Comprising 6261 subjects, 19 RCTs were analyzed. The incidence of CDI was lower in the probiotic cohort than in the control group (1.6% vs. 3.9%; P less than 0.001). The pooled relative risk of CDI in probiotic users was 0.42 (95% CI, 0.30-0.57). Metaregression analysis demonstrated that probiotics were significantly more effective if given closer to the first antibiotic dose, with a decrease in efficacy for every day of delay in starting probiotics (P = .04). Probiotics given within 2 days of antibiotic initiation produced a greater reduction of risk for CDI (RR, 0.32; 95% CI, 0.22-0.48) than later administration (RR, 0.70; 95% CI, 0.40-1.23; P = .02). There was no increased risk for adverse events among patients receiving probiotics.

Limitations included high risk of bias because of missing data, attrition, restricted patient population, lack of placebo, and conflict of interest.
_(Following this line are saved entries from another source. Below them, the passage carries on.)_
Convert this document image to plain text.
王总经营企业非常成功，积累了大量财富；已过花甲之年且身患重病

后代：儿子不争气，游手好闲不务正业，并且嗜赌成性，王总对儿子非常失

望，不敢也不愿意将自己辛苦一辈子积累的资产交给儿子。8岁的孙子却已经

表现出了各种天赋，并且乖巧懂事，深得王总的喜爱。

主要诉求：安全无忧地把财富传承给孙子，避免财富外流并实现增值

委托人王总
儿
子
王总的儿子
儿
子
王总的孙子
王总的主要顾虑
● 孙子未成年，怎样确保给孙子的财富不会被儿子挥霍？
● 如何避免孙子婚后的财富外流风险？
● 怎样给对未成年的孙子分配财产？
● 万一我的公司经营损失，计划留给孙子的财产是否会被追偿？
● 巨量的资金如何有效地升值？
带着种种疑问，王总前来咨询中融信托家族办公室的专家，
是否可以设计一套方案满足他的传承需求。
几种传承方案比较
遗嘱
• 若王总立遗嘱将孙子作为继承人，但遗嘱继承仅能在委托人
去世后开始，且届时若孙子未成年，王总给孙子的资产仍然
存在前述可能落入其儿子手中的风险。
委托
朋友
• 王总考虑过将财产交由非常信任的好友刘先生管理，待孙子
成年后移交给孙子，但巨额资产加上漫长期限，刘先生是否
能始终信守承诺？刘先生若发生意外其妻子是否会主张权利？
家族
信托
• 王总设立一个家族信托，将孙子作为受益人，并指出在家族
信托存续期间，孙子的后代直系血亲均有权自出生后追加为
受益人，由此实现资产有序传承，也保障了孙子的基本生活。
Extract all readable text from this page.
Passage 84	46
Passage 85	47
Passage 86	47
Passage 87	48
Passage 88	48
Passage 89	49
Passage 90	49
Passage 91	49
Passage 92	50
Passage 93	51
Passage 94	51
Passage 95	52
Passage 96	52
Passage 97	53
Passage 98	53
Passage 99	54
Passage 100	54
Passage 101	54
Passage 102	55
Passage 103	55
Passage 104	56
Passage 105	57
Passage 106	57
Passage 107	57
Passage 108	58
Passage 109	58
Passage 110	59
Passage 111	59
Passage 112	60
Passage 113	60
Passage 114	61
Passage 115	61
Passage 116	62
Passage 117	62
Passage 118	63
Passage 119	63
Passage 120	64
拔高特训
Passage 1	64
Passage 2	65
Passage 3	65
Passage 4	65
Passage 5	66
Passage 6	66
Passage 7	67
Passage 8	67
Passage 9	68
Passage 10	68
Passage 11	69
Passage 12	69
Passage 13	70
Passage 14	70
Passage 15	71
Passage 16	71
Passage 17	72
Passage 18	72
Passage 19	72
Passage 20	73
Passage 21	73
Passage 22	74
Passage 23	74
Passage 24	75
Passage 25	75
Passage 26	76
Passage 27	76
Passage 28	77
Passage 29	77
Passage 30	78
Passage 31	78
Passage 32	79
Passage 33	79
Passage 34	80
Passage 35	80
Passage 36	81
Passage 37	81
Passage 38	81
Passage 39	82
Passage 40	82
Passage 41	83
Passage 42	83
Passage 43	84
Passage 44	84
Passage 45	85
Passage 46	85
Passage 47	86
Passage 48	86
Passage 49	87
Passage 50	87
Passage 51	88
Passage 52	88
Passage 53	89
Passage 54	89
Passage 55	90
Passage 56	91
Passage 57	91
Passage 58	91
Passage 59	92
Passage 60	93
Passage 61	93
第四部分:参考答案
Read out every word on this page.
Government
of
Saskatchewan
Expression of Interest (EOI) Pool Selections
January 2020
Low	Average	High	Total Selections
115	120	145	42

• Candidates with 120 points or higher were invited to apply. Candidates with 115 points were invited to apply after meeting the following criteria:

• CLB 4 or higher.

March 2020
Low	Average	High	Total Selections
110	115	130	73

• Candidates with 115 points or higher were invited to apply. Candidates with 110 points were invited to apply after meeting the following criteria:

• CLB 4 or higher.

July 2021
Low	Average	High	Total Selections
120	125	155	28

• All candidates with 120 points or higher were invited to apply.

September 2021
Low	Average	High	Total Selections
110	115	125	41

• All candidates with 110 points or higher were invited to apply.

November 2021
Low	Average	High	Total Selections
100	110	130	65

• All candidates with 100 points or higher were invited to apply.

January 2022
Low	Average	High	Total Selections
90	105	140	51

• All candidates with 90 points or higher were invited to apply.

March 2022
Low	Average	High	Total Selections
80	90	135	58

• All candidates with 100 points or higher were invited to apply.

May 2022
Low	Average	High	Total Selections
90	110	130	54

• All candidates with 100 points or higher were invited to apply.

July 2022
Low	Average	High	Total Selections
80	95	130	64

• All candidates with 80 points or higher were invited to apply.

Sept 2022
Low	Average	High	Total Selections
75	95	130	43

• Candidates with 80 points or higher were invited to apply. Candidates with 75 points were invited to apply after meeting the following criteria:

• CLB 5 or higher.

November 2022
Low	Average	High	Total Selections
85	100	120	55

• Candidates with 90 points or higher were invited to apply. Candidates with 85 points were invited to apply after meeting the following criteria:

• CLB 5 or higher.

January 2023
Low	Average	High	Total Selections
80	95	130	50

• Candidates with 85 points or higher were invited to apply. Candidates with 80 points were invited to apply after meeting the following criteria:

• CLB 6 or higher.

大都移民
Bottom Line: Administration of probiotics soon after the first dose of antibiotic reduces the risk of CDI by more than 50% in hospitalized adults without any increased risk of adverse events.

Reference: Shen NT, Maw A, Tmanova LL et al. Timely use of Probiotics in Hospitalized Adults Prevents Clostridium difficile Infection: A Systematic Review with Meta-Regression Analysis. Gastroenterology. Published on 9 Feb 2017. doi: 10.1053/j.gastro.2017.02.003.

Dr. Martin is clinical professor in the division of hospital medicine, department of medicine, University of California, San Diego.